Das Team geht davon aus, dass zwei Therapien vielversprechend für die Behandlung von Blutgerinnseln bei COVID-19-Patienten sein könnten: Thrombozytenhemmer, die das Anhaften von Thrombozyten verhindern, und Moleküle zum Schutz und zur Wiederherstellung der Innenauskleidung von Blutgefäßen.

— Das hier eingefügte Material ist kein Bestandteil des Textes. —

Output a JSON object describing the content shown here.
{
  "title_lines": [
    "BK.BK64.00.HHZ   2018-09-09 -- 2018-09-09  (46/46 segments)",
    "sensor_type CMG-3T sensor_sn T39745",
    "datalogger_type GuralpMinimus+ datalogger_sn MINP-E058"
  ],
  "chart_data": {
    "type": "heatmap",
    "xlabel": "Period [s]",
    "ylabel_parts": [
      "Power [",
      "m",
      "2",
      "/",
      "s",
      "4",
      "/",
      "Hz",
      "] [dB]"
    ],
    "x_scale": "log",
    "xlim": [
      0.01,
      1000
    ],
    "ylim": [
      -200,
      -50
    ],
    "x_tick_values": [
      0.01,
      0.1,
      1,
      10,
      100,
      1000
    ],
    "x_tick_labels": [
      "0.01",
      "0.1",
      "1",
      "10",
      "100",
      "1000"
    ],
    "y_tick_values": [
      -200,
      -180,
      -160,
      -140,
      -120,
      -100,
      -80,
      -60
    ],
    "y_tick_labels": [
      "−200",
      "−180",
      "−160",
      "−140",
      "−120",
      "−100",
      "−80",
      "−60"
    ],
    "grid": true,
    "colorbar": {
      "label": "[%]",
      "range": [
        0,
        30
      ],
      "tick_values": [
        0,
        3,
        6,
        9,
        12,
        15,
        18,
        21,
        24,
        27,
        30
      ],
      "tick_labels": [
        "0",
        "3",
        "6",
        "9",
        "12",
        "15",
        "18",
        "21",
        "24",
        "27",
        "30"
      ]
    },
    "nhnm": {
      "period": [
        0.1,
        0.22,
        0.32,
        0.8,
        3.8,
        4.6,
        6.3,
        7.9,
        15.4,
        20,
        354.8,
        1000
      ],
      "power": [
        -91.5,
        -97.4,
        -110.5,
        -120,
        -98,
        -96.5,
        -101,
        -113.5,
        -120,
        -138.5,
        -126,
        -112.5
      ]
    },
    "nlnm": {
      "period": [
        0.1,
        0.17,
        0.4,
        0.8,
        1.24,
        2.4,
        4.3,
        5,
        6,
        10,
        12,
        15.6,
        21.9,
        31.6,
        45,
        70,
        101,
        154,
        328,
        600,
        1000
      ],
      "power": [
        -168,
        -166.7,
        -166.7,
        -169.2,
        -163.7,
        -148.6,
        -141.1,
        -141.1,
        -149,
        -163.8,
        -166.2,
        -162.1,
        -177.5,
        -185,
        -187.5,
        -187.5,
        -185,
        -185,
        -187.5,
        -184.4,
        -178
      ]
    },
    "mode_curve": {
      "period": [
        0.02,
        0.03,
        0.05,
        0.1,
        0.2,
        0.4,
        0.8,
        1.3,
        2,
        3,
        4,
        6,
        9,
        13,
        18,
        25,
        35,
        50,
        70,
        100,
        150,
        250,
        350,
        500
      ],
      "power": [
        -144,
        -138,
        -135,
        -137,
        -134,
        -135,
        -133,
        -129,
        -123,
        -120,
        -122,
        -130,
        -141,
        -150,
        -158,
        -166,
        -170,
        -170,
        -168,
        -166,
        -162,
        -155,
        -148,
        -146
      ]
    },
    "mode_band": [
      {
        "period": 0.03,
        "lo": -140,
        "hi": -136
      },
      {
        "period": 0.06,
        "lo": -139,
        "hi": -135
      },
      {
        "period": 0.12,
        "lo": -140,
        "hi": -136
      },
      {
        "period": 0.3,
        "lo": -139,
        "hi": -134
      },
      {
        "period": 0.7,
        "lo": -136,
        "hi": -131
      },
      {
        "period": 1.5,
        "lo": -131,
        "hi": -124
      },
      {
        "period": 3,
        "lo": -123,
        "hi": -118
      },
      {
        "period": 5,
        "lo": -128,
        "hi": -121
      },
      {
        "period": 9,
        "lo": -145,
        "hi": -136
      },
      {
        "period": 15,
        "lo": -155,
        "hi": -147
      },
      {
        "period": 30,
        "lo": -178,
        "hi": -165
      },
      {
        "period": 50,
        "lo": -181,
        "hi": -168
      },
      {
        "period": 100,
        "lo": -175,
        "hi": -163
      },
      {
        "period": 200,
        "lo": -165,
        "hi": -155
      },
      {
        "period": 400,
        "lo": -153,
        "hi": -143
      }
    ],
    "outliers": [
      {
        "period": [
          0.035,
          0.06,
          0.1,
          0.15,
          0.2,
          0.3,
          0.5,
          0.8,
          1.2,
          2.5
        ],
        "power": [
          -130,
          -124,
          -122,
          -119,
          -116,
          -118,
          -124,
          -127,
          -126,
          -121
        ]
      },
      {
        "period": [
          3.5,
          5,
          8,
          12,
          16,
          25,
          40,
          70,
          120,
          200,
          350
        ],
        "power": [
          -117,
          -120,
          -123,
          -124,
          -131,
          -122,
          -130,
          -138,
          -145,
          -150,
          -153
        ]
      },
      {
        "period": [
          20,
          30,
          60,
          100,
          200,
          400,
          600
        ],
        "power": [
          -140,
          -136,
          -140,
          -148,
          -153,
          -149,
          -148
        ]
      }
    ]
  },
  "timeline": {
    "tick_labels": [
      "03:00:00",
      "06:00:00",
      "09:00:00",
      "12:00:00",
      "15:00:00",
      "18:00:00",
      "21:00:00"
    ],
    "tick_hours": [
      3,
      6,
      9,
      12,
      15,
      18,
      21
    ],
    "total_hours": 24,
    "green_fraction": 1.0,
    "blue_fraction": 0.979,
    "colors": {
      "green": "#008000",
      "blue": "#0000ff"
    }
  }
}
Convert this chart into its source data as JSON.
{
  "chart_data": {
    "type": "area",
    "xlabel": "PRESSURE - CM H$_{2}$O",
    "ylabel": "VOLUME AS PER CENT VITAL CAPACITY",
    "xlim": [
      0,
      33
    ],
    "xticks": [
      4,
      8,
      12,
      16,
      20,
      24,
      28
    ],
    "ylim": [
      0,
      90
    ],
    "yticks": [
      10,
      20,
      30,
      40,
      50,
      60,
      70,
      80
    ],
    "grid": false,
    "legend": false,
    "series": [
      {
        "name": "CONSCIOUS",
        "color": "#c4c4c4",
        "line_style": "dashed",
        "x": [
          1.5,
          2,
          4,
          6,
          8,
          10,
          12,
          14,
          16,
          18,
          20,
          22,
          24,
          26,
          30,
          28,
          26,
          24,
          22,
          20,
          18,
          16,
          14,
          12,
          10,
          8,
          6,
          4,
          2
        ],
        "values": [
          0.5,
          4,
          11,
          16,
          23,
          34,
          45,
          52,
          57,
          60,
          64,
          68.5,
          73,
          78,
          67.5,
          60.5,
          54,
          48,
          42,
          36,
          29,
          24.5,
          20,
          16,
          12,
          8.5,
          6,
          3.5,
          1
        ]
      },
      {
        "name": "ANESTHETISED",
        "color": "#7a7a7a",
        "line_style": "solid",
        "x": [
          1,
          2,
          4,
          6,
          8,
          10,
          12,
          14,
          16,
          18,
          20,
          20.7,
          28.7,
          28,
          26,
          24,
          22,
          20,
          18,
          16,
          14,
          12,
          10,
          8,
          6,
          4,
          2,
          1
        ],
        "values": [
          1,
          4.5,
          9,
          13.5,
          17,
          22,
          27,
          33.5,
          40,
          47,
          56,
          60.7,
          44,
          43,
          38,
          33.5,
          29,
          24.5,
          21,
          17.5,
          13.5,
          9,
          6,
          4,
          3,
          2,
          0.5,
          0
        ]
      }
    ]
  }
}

“Indem wir diese Therapien als potenzielle Alternativen zu gerinnungshemmenden Therapien untersuchen, können wir möglicherweise die Ergebnisse der Patienten verbessern”, sagte Fraser. “Durch unsere Erkenntnisse hoffen wir, Instrumente zur Vorhersage der am schwersten erkrankten Patienten und Behandlungen sowohl für Hyperinflammation als auch für Blutgerinnsel bereitstellen zu können”.

Originalliteratur:
Fraser D et al. Novel Outcome Biomarkers Identified With Targeted Proteomic Analyses of Plasma From Critically Ill Coronavirus Disease 2019 Patients. Critical Care Explorations 2020;2(9):e0189.